The MCU started in 2008 with Robert Downey Jr.’s Iron Man, spun as counter-programming to gritty, adult-oriented superhero movies like The Spirit and Christopher Nolan’s Dark Knight. Thanks to Downey Jr.’s charm, it worked. A movie about a B-list Marvel hero who wasn’t particularly well-known by mainstream audiences at the time made $585 million at the box office.

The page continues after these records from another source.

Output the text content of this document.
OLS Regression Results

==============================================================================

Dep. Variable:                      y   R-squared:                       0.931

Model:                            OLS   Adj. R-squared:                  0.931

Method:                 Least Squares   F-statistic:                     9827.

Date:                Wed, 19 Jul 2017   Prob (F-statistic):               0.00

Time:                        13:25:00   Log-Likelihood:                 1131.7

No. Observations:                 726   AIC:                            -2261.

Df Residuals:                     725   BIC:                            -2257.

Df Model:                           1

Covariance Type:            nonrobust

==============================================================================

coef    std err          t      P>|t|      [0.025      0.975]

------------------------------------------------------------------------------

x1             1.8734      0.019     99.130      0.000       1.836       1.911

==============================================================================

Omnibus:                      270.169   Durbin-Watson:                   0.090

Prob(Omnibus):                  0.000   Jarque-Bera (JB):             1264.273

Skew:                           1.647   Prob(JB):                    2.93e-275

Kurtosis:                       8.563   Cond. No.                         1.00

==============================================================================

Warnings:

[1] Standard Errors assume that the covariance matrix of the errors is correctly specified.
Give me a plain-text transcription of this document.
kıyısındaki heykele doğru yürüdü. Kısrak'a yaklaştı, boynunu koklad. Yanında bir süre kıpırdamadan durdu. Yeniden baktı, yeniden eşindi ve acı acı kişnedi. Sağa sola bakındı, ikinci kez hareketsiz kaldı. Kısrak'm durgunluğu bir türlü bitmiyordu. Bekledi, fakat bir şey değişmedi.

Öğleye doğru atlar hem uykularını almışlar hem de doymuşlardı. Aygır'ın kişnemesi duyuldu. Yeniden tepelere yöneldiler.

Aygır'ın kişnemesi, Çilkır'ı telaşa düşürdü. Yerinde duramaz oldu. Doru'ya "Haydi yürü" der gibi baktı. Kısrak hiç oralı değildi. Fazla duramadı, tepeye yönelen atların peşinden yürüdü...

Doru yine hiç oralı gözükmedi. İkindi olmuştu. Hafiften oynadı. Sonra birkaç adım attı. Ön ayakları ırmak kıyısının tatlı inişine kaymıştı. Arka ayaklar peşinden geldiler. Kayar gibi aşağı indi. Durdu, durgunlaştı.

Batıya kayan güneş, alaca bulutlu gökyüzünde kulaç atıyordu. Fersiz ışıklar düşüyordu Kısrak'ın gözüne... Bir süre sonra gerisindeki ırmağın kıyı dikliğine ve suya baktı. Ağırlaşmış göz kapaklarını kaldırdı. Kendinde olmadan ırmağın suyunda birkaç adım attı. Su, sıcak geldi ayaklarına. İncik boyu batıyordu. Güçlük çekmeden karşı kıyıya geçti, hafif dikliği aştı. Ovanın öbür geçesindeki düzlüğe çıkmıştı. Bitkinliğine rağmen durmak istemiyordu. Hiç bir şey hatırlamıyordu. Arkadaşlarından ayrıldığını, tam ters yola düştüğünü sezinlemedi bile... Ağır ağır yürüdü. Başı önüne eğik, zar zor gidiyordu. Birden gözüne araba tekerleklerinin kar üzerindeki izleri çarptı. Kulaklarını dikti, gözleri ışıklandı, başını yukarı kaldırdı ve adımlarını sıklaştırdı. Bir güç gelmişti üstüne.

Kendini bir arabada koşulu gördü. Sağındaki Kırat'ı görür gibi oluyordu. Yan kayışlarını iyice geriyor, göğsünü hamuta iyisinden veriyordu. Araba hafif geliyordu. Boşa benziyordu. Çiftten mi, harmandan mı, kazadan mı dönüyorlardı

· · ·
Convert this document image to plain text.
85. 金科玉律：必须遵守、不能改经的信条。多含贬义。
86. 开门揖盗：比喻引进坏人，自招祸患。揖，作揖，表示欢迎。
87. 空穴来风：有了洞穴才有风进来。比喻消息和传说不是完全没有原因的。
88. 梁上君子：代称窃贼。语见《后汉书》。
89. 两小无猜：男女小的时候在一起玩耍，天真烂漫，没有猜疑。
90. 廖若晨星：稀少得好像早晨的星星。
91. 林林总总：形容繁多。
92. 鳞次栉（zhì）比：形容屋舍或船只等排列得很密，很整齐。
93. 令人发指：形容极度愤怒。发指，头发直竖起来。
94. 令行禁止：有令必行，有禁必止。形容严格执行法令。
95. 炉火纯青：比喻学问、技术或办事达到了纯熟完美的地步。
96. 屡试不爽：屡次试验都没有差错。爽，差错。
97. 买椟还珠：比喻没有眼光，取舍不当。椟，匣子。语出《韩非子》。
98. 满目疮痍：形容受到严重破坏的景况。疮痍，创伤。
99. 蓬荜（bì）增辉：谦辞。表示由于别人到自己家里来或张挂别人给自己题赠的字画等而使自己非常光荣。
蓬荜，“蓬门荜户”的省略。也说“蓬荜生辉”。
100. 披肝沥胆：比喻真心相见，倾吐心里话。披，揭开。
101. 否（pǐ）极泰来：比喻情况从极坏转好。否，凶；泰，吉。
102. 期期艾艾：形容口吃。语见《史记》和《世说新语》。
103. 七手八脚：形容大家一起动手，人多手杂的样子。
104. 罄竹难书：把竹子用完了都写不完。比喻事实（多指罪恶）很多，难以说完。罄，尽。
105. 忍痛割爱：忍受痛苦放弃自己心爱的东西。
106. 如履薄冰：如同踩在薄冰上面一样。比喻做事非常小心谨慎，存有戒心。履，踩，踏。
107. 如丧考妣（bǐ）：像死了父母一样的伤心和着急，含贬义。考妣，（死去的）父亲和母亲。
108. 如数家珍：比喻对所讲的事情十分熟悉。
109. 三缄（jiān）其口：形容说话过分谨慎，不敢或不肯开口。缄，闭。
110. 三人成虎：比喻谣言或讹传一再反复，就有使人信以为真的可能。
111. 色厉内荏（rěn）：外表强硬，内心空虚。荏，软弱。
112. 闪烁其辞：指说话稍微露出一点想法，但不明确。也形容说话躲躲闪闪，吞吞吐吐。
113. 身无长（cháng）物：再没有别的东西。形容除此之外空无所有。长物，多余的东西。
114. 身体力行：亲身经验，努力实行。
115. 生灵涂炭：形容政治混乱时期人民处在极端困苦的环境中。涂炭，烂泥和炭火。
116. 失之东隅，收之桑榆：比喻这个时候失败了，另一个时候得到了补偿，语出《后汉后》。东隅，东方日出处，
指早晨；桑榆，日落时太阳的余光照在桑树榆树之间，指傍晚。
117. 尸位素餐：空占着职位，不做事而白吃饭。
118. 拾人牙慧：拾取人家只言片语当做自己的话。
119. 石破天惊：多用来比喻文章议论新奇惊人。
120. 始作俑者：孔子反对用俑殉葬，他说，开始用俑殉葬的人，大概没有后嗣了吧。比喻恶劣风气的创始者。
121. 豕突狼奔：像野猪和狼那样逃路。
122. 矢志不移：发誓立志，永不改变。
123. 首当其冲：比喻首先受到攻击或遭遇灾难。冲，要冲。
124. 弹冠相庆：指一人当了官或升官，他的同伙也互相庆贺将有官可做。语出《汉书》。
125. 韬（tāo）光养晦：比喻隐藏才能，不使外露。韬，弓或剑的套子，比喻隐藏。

Under Kevin Feige, who became Marvel Studios’ head of production in 2007, Iron Man set up more than just an ordinary sequel: Samuel L. Jackson’s Nick Fury in a post-credit sequence, talking about something called “the Avengers Initiative.” The initiative was teased again in The Incredible Hulk, released just a few months after Iron Man, which saw Downey Jr.’s Tony Stark meet up with General Ross — Bruce Banner’s biggest foe — to talk about the program.

The two movies arrived a year before the Walt Disney Company, still under relatively new leadership from CEO Bob Iger, bought Marvel Entertainment for $4 billion. While Disney wouldn’t officially distribute any Marvel movies until The Avengers, the company was in it for the long haul. That included supporting Feige’s vision of an interconnected universe, woven through five movies — Iron Man, The Incredible Hulk, Iron Man 2, Captain America: The First Avenger, and Thor — before the big setup could pay off.

Arriving in 2012, The Avengers expected viewers to have seen at least a few of the standalone titles in order to understand the team dynamics. But the end result was more than a superhero movie. It was the superhero movie. Intergalactic enemies, magical powers, ridiculous action sequences, and Steve Rogers yelling at people to “suit up.” For millions of fans, The Avengers felt like what a comic book movie should be.

It was the end of the movie, the scene where Earth’s mightiest heroes go out for shawarma, that set up what the next seven years looked like. Unlike Spider-Man, X-Men, or The Fantastic Four, The Avengers represented a world beyond one or two movies. The biggest scenes were made more impactful by the tiny character interactions, and those interactions worked all the more because we got to spend time with the heroes individually before The Avengers ever hit.

By this point, Disney managed to turn Marvel into a merchandising juggernaut. Research firm License Global estimated that Marvel merchandise brought in $41 billion alone, which is more than every Marvel movie combined.